Our study is not without limitations, mainly due to its retrospective design, small sample size (especially for induction group), and comparison of patients in different treatment eras (MTX and CYC are not longer prescribed given the increased availability of newer drugs). Our data refer to specific treatments and are affected by the era in which they were collected; therefore, they cannot be generalized and extended to all current induction treatments. Although we are confident that our statistical approach, based on PS matching and pairwise comparisons [24, 40], allowed us to compare data of patients with similar baseline characteristics over a long-term follow-up, we cannot overcome the possibility of indication, selection, and hidden biases [41]. Indication bias refers to lack of randomization to treatment exposure [41]. Selection bias is mainly attributable to the exclusion from the analysis of a greater proportion of patients in the escalation than in the induction group as consequence of both the eligibility criteria and PS-matching procedure that is prone to the so-called bias due to incomplete matching [42]. This implies that the hypothesis regarding the superiority of induction versus escalation must be restricted only to older patients with higher EDSS scores (see also Table 1). Regarding hidden bias, we cannot exclude that induction was adopted in some patients due to unmeasured prognostic factors (not encompassed among the baseline variables), including (but not limited to) symptom onset, cognitive deficit, MRI characteristics including lesion burden, black holes, discernable brain atrophy, and infratentorial and/or spinal cord involvement [12].
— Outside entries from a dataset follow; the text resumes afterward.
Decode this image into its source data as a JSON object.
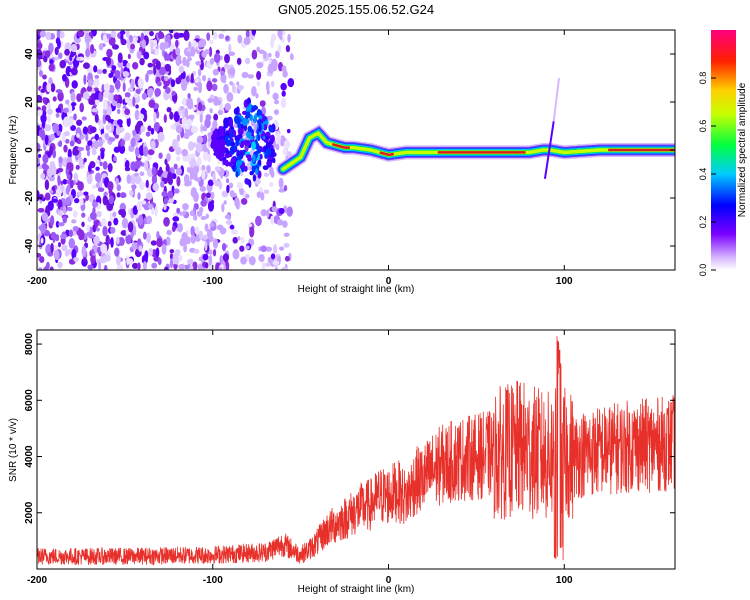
{
  "figure_title": "GN05.2025.155.06.52.G24",
  "chart_data": [
    {
      "type": "heatmap",
      "title": "",
      "xlabel": "Height of straight line (km)",
      "ylabel": "Frequency (Hz)",
      "xlim": [
        -200,
        163
      ],
      "ylim": [
        -50,
        50
      ],
      "xticks": [
        "-200",
        "-100",
        "0",
        "100"
      ],
      "xtick_values": [
        -200,
        -100,
        0,
        100
      ],
      "yticks": [
        "-40",
        "-20",
        "0",
        "20",
        "40"
      ],
      "ytick_values": [
        -40,
        -20,
        0,
        20,
        40
      ],
      "colorbar": {
        "label": "Normalized spectral amplitude",
        "range": [
          0,
          1
        ],
        "ticks": [
          "0.0",
          "0.2",
          "0.4",
          "0.6",
          "0.8"
        ],
        "tick_values": [
          0,
          0.2,
          0.4,
          0.6,
          0.8
        ],
        "colormap": "rainbow (white-violet at 0, blue, cyan, green, yellow, red, magenta at 1)"
      },
      "ridge": {
        "description": "dominant frequency track (Hz) vs height (km)",
        "x": [
          -60,
          -50,
          -45,
          -40,
          -35,
          -30,
          -25,
          -20,
          -10,
          0,
          10,
          30,
          50,
          70,
          80,
          88,
          92,
          100,
          120,
          140,
          163
        ],
        "y": [
          -8,
          -3,
          5,
          7,
          3,
          2,
          1,
          1,
          0,
          -2,
          -1,
          -1,
          -1,
          -1,
          -1,
          0,
          0,
          -1,
          0,
          0,
          0
        ]
      },
      "noise_region_x": [
        -200,
        -55
      ]
    },
    {
      "type": "line",
      "title": "",
      "xlabel": "Height of straight line (km)",
      "ylabel": "SNR (10 * v/v)",
      "xlim": [
        -200,
        163
      ],
      "ylim": [
        0,
        8500
      ],
      "xticks": [
        "-200",
        "-100",
        "0",
        "100"
      ],
      "xtick_values": [
        -200,
        -100,
        0,
        100
      ],
      "yticks": [
        "2000",
        "4000",
        "6000",
        "8000"
      ],
      "ytick_values": [
        2000,
        4000,
        6000,
        8000
      ],
      "series": [
        {
          "color": "#e8302a",
          "description": "approximate mean SNR envelope",
          "x": [
            -200,
            -150,
            -100,
            -70,
            -60,
            -50,
            -45,
            -40,
            -35,
            -30,
            -25,
            -20,
            -15,
            -10,
            -5,
            0,
            5,
            10,
            15,
            20,
            25,
            30,
            40,
            50,
            60,
            70,
            75,
            80,
            85,
            90,
            95,
            98,
            100,
            105,
            110,
            120,
            130,
            140,
            150,
            163
          ],
          "y": [
            450,
            450,
            500,
            600,
            900,
            500,
            700,
            1000,
            1400,
            1600,
            1800,
            2000,
            2200,
            2300,
            2600,
            2600,
            2800,
            2500,
            3100,
            3200,
            3500,
            3700,
            3900,
            4000,
            4100,
            4200,
            4300,
            4200,
            4100,
            4000,
            4100,
            4200,
            4100,
            4000,
            4100,
            4200,
            4300,
            4400,
            4400,
            4500
          ]
        }
      ],
      "peak": {
        "x": 97,
        "y": 8400
      }
    }
  ],
  "colors": {
    "snr_line": "#e8302a",
    "ridge_peak": "#d81e1e",
    "noise_violet": "#8a2be2"
  }
}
In conclusion, our study provides real-world evidence that initial treatment with an induction agent is associated with more favorable long-term benefits as compared to an escalation approach in patients with RRMS; this, at the price of an increased risk of SAEs and limitations in the future treatment sequencing. Moreover, our data suggest that the best candidate for induction is a younger patient in the early disease stage. Being based on observational data collected in the real-world setting and retrospectively analyzed, our findings should be considered only hypothesis-generating. We are also aware that immunosuppressant agents such as MTX and CYC are no longer in wide use for RRMS, but hopefully this study may represent an avenue for future investigation aimed to clarify if the newer induction agents, namely ALZ and CLB, could provide a more advantageous long-lasting risk:benefit profile.